Following the two judgments, the state government has assured the court that will make pads available to menstruating students on school campuses. At present, the government is waiting for the requisite administrative approvals to implement the scheme, and has promised to procure around 2.04 crore sanitary napkins for distribution — within 90 days. The court has also received further assurance from the government’s counsel that “in the event, schools are closed, there would be community-based door-to-door distribution through health workers.”
Adolescent girls’ access to menstrual hygiene products is linked to their education curve. A 2018 report by The Hindu found 60% of adolescent girls in India missed school on periods: prevailing anxiety about leakage or staining their uniforms were among the major reasons since most of the girls used some form of homemade pads due to affordability concerns. In India, on average, menstruating students miss six days’ worth of classes each month due to a lack of proper menstrual hygiene management facilities, and 23 million girls drop out of school annually when they start menstruating.

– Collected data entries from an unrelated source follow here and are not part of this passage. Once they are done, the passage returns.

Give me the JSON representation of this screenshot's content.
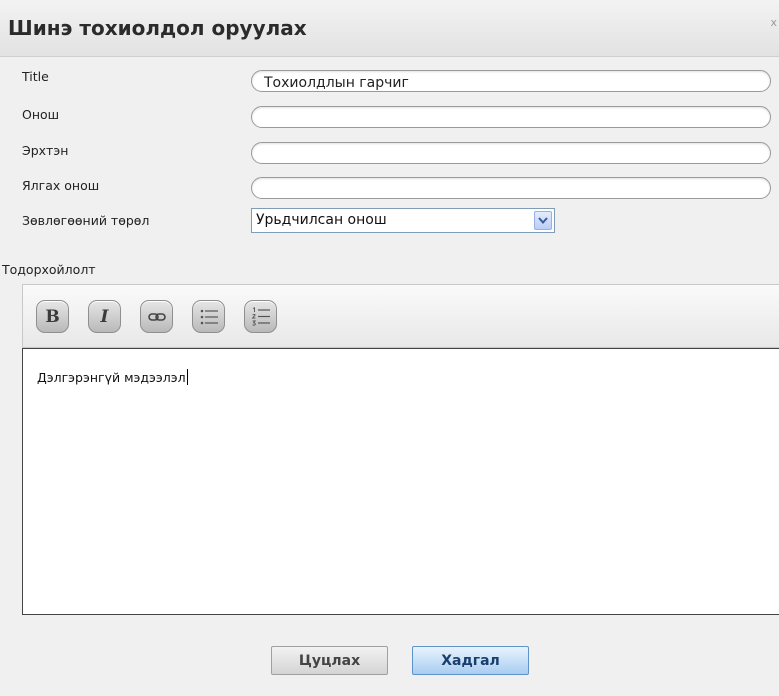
{
  "dialog": {
    "title": "Шинэ тохиолдол оруулах",
    "close_label": "x"
  },
  "form": {
    "title_label": "Title",
    "title_value": "Тохиолдлын гарчиг",
    "diagnosis_label": "Онош",
    "diagnosis_value": "",
    "organ_label": "Эрхтэн",
    "organ_value": "",
    "differential_label": "Ялгах онош",
    "differential_value": "",
    "advice_type_label": "Зөвлөгөөний төрөл",
    "advice_type_selected": "Урьдчилсан онош"
  },
  "description": {
    "label": "Тодорхойлолт",
    "text": "Дэлгэрэнгүй мэдээлэл",
    "toolbar": {
      "bold_glyph": "B",
      "italic_glyph": "I",
      "icons": [
        "bold-icon",
        "italic-icon",
        "link-icon",
        "bullet-list-icon",
        "numbered-list-icon"
      ]
    }
  },
  "buttons": {
    "clear_label": "Цуцлах",
    "save_label": "Хадгал"
  },
  "colors": {
    "save_accent": "#a9cdf0",
    "background": "#f0f0f0"
  }
}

According to a survey from 2010, only 12% of India’s menstruating population have access to menstrual hygiene products, but the remaining 88% are largely dependent on unsafe materials like fabric bags, rags, old newspapers, ash, or even sawdust. Over the years, India has attempted to address this by making menstrual hygiene products tax-free, and by providing women with sanitary napkins costing INR 2.5 per pad across 3,600 Janaushadhi Kendras, local outfits, in the country, but most women continue to be unaware of the scheme.
While the court lauded the government for creating a scheme to alleviate period poverty and make menstrual hygiene accessible, it also pointed out that the mere existence of the scheme won’t help. “…it is necessary to emphasize that it should be implemented in its true letter and spirit,” the court concluded.